News
Photo Information

Staff Sgt. John A. Flores cuts out a stencil on a helicopter blade he is converting into plaque for another Marine, Aug. 18, at Al Asad, Iraq. Flores, a career retention specialist with Marine Aviation Logistics Squadron 16, Marine Aircraft Group 16 (Reinforced), 3rd Marine Aircraft Wing (Forward), paints used rear-rotor helicopter blades and transforms them into Marine Corps memorabilia. Flores is a San Antonio native.

Photo by Cpl. Jonathan K. Teslevich

Career Planner uses skills to award Marines

27 Nov 2007 | Staff Sgt. Raymie G. Cruz

Many service members have spent long deployments away from family to serve their country during war and peacetime, but sometimes the stress can take its toll.

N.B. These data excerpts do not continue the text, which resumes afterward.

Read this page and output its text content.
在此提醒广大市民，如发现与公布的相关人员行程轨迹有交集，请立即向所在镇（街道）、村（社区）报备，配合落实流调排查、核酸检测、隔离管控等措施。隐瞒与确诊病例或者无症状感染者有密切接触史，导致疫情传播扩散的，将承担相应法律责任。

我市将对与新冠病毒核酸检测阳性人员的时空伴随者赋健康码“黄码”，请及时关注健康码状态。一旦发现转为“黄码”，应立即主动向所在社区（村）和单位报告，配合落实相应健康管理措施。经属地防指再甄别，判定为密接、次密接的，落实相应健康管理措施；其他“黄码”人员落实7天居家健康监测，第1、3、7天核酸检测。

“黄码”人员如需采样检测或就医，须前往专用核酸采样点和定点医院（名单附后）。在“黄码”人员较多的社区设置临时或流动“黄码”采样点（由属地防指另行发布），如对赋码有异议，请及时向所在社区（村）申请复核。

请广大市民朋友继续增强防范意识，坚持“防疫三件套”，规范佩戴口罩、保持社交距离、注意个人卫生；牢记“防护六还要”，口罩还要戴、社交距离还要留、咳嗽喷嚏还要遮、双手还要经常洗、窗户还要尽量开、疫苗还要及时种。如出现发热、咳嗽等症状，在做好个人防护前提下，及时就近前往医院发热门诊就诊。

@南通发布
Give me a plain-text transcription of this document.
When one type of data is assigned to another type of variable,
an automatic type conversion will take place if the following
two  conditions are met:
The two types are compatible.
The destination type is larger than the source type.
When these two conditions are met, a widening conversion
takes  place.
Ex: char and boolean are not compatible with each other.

Staff Sgt. John A. Flores uses his hobby to expand his artistic talent through painting, which helps him through the hardship of deployment, but also gives something to his fellow Marines.

As a career retention specialist with Marine Aviation Logistics Squadron 16, Marine Aircraft Group 16 (Reinforced), 3rd Marine Aircraft Wing (Forward), the San Antonio, native spends many hours conducting interviews with more than 700 Marines within MAG-16. Flores is kept busy with the many aspects of his job.

"It's a stressful job," said Flores. "The hardest part is getting ready for the new fiscal year, re-enlistments and tracking down Marines who are attached to MALS or MAG for the deployment."

To help relieve some of the stress, Flores paints used rear-rotor helicopter blades and transforms them into Marine Corps memorabilia. Flores uses helicopter blades that have been damaged or have reached their service limit and would be otherwise thrown away.

When Flores gets the insight from the Marines requesting the plaque, he goes to work. With unit logos and a few ideas about the Marine receiving the award, he turns an ordinary blade into a memento that immortalizes their time spent with the unit.

Flores began perfecting his talent in 2000 while stationed in Hawaii. There, he began painting motorcycles to earn extra money, but extended it to plaques for his fellow Marines while in Iraq.

"The first blade I made was for the former MAG-16 sergeant major, Sergeant Major Abelardo Flores," said Flores. "I saw some of the other Marines working on a helicopter blade and thought I could do something with it."

Since then, Flores has made six plaques in the eight months he has been deployed in Iraq. Although most of his work is done on helicopter blades, his talents have been used on other objects unique to the recipient.

One of the plaques Flores worked on was a replica of a CH-46 Sea Knight helicopter for Col. Guy M. Close, the former MAG-16 commanding officer. The helicopter was made to look as close to the real thing as possible, to include all of the markings.

"I did extra things to the helicopter to make it more personal," said Flores. "I used a sewing needle to draw 19 red crosses in memory of the Marines who died last year. I also used it to write the colonel's name on the model."

Flores spends up to 20 hours working on a helicopter blade, but the time he spends helps take his mind off the strain of the deployment and his work benefits departing Marines.

"It helps me free my mind because the work is something just for me," he said. "Sometimes I am working so much that I have to make time to get away and relieve some stress. It's even more rewarding to see a Marine receive it. The look on their face makes it all worthwhile."

Although Flores still has several months left in Iraq, he continues to paint plaques for his fellow Marines.

"I take a picture of everyone who receives one just so I can see the expression on their face," said Flores. "It's a good feeling to know they appreciate your hard work."